QUE L’AUTEUR SOIT IDENTIFIÉ ET SANCTIONNÉ
Une grave pollution aux hydrocarbures frappe actuellement les plages du sud du Gabon, entre Mayumba et Mayonami. Sur près de 30 kilomètres, des nappes noires souillent le littoral, suscitant l’inquiétude des populations locales et l’alerte des autorités.
Dans un communiqué officiel daté du jeudi 2 octobre 2025, le secrétariat permanent du Conseil national de la mer (CNM) a tiré la sonnette d’alarme sur la situation. Le président de la République, Brice Clotaire Oligui Nguema, a convoqué en urgence le comité technique du CNM pour
« statuer sur la situation sur le littoral sud du Gabon »

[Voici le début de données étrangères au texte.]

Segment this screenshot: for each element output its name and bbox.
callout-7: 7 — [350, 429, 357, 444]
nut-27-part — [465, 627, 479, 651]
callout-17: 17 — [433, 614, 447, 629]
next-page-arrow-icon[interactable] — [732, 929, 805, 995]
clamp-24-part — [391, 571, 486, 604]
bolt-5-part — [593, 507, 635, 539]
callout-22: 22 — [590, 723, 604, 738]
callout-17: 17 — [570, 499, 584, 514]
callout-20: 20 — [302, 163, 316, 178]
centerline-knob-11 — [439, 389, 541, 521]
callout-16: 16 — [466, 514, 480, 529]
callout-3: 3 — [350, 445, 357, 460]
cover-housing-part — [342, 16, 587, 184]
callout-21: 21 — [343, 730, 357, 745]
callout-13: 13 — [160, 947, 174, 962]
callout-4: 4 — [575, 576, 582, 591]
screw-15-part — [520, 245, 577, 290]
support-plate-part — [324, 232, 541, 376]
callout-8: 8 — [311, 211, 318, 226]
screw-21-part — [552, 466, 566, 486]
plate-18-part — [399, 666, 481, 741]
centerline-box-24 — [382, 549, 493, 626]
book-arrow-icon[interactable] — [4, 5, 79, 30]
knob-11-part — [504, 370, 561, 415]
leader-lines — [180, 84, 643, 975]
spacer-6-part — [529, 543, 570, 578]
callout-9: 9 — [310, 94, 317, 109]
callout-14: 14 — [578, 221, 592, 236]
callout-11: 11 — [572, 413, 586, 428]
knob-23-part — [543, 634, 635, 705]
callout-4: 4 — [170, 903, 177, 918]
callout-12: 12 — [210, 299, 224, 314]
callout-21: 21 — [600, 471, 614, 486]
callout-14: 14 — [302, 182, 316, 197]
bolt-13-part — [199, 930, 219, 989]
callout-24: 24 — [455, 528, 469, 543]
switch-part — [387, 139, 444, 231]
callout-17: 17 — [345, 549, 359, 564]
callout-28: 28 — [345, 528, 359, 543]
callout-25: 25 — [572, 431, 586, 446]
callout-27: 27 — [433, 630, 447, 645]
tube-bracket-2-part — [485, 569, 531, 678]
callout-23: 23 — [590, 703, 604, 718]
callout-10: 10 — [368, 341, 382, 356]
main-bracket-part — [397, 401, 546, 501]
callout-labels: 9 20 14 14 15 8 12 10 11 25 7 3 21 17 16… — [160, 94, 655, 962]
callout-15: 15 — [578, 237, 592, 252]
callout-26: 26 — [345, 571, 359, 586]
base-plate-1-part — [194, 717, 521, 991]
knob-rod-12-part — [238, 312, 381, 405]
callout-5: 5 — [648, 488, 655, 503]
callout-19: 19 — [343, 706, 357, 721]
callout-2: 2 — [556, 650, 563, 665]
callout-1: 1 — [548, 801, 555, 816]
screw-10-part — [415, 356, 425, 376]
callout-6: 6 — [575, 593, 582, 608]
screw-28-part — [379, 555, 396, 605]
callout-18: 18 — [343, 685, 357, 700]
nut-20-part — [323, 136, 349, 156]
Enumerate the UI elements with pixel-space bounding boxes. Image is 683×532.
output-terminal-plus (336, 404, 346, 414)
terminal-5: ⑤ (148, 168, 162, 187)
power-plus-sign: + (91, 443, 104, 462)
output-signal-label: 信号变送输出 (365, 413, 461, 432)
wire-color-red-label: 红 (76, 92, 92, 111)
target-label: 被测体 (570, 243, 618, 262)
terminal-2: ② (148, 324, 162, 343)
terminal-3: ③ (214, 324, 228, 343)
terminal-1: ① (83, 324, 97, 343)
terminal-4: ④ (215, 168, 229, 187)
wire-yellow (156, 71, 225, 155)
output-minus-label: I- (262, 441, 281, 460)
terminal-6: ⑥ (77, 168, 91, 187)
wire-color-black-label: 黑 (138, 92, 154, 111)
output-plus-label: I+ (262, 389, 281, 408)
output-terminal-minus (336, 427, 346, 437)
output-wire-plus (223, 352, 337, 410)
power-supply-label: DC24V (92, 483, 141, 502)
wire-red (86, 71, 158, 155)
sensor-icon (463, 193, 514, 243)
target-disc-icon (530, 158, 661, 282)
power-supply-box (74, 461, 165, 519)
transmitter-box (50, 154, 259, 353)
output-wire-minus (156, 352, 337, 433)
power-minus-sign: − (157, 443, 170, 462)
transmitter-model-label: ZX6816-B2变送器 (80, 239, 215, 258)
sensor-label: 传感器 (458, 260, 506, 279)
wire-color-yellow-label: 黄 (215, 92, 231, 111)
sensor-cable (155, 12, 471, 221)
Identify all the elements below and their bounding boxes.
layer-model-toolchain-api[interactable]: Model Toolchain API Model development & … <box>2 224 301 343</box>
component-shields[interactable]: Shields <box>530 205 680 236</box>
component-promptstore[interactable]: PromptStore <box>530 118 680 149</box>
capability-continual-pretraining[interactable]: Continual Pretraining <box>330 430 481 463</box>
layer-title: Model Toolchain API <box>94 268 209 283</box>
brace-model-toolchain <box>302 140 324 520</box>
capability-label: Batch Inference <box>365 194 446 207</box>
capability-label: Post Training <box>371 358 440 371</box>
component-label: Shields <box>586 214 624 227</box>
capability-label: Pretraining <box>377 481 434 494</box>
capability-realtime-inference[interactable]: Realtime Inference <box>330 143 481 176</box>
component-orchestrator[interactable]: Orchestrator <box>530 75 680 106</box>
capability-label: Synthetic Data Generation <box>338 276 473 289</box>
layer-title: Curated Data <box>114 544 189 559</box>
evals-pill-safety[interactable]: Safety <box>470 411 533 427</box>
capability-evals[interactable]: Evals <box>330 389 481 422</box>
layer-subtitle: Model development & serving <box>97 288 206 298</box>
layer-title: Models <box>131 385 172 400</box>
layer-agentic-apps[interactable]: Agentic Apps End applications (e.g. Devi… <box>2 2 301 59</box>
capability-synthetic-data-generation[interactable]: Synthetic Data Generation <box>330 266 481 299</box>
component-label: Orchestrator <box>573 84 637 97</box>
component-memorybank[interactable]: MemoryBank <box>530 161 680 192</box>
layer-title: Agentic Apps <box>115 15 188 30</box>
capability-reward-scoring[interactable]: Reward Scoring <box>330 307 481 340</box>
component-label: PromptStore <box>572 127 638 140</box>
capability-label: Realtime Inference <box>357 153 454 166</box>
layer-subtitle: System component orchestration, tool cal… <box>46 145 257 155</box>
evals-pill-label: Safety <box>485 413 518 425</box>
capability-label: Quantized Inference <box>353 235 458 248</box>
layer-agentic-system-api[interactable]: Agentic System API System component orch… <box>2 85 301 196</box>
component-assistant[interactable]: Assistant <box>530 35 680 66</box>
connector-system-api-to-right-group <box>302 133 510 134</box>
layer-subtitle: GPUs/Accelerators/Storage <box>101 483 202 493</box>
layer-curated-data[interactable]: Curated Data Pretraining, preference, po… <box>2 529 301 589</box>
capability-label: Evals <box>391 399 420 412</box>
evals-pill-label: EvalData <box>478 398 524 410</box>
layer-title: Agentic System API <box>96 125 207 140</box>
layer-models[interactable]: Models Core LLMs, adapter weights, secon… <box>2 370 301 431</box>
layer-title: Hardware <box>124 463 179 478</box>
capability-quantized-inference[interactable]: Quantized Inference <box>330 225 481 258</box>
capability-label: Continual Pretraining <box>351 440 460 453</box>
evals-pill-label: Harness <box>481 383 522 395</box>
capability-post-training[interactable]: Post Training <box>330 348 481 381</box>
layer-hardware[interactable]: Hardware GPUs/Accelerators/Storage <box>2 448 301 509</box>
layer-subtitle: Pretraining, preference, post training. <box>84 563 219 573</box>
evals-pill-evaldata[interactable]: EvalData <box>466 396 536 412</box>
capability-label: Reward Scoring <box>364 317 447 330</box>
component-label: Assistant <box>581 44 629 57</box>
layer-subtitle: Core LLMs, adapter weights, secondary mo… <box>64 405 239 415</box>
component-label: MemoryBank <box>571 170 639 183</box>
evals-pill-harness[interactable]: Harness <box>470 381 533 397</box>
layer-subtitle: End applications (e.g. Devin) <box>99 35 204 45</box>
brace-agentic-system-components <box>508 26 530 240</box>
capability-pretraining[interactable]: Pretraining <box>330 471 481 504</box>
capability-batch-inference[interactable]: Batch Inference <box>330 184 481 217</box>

à l’épicentre de cette catastrophe écologique.
Depuis le 24 septembre, des opérations de dépollution ont été lancées. Elles mobilisent les services de l'État, ainsi que les principaux opérateurs pétroliers présents dans la zone : Perenco Oil and Gas Gabon, Valco Gabon et BW Energy. Ces sociétés sont dans le collimateur des autorités alors que les enquêtes visent à établir les responsabilités.
Les investigations en cours incluent notamment « une analyse des échantillons prélevés », afin de déterminer la provenance précise des hydrocarbures déversés. Cette étape est jugée très importante pour identifier le pollueur.
Le Chef de l'État a ordonné l’accélération des actions en cours. Il exige que
« l’auteur de cet acte soit identifié et sanctionné conformément aux textes en vigueur, notamment les codes des hydrocarbures et de l’environnement »
La main lourde sera appliquée contre les responsables.
Par ailleurs, le président a donné mandat au CNM de renforcer les mécanismes d’alerte et d’intervention, pour éviter que de telles situations ne se reproduisent. La protection du littoral gabonais, reconnu pour sa richesse écologique, devient une priorité nationale.
"Pour retrouver l'auteur de cet acte, je privilégie l’analyse des courants marins pour tracer l’origine de la nappe d’hydrocarbures, couplée à l’examen chimique des échantillons pour identifier le type de pétrole et le relier à un opérateur. J’explore aussi les journaux de bord des navires, les images satellites et les données AIS pour détecter d’éventuels dégazages illégaux. Par la suite, il faut croiser ces éléments avec les activités récentes des compagnies pétrolières locales. Une fois l’auteur identifié, des sanctions exemplaires doivent être prises pour dissuader toute récidive"
commente une source jointe à l’Institut du pétrole et du gaz de Port-Gentil (IPG)
Pour le secrétaire permanent du CNM, le professeur Léandre Edgard Diambou, également conseiller spécial du président, l'engagement de l'État ne fait aucun doute. Il a rappelé la nécessité d’une vigilance accrue et d’une coopération étroite entre les acteurs publics et privés.